PREMIER'S ADDRESS
Master of ceremonies
Members of the Provincial Executive
Members of the Provincial Legislature
Officials and members of the African National Congress
Members and Officials of Cosatu
The SACP
Sanco
And the Mass Democratic Movement as a whole
Ladies and Gentlemen.
Today we meet here mark Human Rights Day as do so, let us we pause and give praise and honour to all those who lost their lives in the fight against the inhuman system of apartheid colonialism. Our right and privilege to come together here has been won in lifetime by the blood of the innocent.
Gert Sibande, Sol Mkhize, Sthuli Hleze, Portia Shabangu, Elmon Mathonsi, Victor Khayiyana, Clyde Morgan, Phillip Radebe, Mthunzi Vilakazi, Christine Methule, Solly Maseko and many others.

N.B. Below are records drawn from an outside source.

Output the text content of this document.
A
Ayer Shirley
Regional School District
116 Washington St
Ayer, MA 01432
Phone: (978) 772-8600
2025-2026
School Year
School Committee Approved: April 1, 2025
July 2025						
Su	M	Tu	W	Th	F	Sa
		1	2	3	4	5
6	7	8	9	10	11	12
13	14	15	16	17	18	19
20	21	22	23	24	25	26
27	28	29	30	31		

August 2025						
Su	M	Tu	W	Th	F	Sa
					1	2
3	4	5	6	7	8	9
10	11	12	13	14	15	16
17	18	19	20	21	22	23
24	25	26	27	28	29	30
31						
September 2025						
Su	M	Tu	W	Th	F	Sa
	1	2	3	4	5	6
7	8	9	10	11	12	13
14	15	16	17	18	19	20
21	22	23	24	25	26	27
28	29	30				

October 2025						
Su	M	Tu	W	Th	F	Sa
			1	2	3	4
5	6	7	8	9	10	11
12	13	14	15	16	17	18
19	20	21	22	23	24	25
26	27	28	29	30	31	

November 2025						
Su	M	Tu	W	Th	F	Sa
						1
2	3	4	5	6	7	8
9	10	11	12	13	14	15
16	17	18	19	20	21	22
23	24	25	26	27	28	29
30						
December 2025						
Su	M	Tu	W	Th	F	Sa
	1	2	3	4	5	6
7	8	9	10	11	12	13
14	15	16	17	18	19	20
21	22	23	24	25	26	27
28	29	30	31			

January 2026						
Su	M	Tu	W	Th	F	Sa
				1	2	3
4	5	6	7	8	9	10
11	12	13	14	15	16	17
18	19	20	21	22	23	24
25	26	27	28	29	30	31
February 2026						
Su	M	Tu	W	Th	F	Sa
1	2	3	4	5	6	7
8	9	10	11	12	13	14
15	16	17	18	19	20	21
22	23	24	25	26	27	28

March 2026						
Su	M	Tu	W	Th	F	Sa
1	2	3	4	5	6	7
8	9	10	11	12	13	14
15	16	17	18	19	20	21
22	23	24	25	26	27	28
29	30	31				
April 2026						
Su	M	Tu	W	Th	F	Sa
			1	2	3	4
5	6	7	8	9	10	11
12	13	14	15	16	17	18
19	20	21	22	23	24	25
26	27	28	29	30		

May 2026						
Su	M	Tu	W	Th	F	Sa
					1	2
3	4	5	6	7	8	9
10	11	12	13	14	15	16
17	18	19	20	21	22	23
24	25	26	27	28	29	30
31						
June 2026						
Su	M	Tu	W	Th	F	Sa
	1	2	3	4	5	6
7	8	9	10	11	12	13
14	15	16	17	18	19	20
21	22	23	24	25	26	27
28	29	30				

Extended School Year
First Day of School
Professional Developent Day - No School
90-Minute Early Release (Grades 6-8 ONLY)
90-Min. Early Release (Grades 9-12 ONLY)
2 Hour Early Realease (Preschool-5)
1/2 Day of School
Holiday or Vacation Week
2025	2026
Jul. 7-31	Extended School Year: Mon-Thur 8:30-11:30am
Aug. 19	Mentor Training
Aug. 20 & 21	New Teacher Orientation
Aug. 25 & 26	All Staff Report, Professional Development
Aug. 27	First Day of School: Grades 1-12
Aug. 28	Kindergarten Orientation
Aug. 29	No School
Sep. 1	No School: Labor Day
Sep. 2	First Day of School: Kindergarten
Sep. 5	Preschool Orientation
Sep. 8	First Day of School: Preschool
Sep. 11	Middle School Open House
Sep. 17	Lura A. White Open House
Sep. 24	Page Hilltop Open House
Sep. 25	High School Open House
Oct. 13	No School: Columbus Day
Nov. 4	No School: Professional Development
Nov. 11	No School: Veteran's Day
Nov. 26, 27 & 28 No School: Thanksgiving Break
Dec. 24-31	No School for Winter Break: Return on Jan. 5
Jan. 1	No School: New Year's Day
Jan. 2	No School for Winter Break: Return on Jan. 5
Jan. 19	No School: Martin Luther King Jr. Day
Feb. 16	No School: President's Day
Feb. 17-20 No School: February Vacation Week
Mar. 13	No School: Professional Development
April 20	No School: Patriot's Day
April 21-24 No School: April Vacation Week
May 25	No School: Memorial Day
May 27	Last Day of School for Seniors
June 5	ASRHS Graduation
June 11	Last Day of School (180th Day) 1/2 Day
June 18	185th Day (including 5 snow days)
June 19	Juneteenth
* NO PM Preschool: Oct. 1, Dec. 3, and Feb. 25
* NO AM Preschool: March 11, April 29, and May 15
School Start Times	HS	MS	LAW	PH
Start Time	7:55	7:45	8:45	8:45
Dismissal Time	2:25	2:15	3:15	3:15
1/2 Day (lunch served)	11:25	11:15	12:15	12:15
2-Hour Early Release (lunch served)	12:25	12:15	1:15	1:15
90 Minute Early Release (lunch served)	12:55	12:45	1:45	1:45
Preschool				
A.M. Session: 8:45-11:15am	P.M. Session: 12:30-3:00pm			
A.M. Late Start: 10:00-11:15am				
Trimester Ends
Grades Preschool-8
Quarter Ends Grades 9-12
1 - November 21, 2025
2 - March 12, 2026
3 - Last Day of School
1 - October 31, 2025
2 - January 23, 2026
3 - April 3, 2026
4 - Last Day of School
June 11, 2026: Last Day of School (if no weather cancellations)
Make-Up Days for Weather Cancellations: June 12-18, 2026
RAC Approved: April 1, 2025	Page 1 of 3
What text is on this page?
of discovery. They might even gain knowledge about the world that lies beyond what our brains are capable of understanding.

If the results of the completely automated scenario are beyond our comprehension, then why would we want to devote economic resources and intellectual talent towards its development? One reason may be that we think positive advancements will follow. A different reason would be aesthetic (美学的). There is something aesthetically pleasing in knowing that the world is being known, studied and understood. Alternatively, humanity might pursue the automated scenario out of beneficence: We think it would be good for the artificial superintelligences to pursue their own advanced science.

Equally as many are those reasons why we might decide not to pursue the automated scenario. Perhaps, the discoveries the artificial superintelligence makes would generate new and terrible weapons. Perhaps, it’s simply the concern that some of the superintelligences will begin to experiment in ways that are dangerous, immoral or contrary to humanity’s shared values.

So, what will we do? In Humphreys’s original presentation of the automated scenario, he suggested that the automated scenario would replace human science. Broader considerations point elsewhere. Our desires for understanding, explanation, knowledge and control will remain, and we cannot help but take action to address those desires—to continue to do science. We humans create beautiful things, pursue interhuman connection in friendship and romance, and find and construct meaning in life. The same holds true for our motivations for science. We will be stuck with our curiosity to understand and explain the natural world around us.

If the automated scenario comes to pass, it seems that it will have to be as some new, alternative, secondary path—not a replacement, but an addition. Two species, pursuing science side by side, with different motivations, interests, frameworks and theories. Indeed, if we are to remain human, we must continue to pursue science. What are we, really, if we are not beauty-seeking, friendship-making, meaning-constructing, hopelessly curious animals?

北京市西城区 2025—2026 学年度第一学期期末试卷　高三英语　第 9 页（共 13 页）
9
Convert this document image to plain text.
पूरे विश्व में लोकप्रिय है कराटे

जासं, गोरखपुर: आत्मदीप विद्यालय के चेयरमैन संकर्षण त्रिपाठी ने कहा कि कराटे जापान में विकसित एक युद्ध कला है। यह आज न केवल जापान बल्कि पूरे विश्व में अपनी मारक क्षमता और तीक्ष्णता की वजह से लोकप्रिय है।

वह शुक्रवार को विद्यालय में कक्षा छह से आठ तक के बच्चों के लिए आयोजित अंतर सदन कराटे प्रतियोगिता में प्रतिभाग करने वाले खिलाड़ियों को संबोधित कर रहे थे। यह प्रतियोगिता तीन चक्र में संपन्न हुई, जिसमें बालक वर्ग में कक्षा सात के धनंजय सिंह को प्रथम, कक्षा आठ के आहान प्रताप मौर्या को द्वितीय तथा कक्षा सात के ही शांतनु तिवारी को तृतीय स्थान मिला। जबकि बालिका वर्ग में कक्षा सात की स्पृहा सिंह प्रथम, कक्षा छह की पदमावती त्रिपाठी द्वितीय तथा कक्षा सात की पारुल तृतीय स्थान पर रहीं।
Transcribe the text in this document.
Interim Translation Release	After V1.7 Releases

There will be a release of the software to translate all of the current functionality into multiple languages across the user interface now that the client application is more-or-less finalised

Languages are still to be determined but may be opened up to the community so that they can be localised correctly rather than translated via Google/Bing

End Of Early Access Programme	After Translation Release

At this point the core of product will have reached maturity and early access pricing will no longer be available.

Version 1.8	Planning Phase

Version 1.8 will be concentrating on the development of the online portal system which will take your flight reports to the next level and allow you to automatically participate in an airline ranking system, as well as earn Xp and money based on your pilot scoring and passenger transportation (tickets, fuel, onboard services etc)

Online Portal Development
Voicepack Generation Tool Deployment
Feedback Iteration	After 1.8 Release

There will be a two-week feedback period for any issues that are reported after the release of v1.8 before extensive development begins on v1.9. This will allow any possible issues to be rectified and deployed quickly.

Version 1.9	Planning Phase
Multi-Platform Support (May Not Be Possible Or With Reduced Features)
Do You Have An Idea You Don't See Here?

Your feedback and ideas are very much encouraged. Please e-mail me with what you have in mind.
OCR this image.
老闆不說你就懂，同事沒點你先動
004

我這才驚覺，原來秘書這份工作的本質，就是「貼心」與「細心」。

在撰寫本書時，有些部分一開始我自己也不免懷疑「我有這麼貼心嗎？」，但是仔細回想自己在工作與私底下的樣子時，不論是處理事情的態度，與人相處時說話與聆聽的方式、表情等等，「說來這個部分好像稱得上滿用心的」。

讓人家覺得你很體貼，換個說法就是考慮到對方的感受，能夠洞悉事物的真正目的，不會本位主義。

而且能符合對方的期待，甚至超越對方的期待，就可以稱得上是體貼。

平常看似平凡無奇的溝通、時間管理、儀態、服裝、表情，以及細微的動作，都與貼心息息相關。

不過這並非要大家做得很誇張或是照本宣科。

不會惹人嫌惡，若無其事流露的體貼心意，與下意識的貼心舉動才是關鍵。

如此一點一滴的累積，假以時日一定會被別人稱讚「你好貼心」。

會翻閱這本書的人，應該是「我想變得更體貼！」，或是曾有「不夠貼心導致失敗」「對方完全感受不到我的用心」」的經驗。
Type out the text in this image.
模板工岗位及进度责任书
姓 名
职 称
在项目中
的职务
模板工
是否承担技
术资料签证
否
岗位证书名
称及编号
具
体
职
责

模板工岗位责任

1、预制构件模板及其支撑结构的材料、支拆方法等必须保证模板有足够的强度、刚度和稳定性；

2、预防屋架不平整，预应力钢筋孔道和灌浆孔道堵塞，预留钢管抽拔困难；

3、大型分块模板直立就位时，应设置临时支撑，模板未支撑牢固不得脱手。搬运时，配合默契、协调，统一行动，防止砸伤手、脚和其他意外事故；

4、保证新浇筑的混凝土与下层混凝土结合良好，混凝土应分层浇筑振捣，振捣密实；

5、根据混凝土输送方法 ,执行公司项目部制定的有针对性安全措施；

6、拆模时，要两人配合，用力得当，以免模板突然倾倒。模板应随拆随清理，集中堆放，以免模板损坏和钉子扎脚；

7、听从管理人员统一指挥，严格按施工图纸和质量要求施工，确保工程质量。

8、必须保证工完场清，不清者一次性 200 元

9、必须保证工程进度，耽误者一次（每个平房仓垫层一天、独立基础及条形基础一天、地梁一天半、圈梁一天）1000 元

Comrades who laid down their lives to defend the dignity and integrity of their being as a people. They died so we may have a right to live
Our dream remains that of building a new nation, a non-racial, non-sexist South Africa. As we gather here again a few months ago the people have again expressed their faith in us as the ANC government by voting overwhelmingly for ANC led Local Government.
Allow me to use this opportunity to thank all the people of this province, in particular those supported the movement, who made this victory possible.
Those men and women, young and old, black and white together, have once again renewed our mandate to accelerate change. By printing a cross on the ballot paper, they were saying no more with racism, no more with apartheid, no more with poverty.
Our meeting today is a testament to the struggle of those who have gone before us. It is a legacy for those who will come after. Those who struggle and fought bloody battles for the equality of all humanity.
They did so, with brevity because they clearly understood the problem of this 20th Century, the problem of the colour line. The problem of the colour line was not only a problem for South Africa, but the rest of the world.
In Europe we saw the rise of fascism, in the United States we witnessed the fight for civil rights and the brutal atrocities perpetrated by the Ku Khux Klan.
In Africa we saw wholesale land theft and the subjugation of people to the most inhuman and barbaric treatment. This was done simply because the inhabitants of those countries were of a different shade than those who thought of themselves as the very givers and takers of life.
Our struggle against apartheid and colonialism was met with more brutal force. It is almost like yesterday when Africans from the Caribbean, the United States and Africa got together in London for the first-ever Pan African Congress.
At that conference one hundred years ago, in the year 1900, the determination and the clarion call was made: The problem of the 20th Century is the problem of the colour line!
What was said at the Pan African Congress in 1900 proved to be very correct the problem of the 20th Century remained the problem of the colour line! And indeed the 1900s did emerge as 100 years of the expression of racism.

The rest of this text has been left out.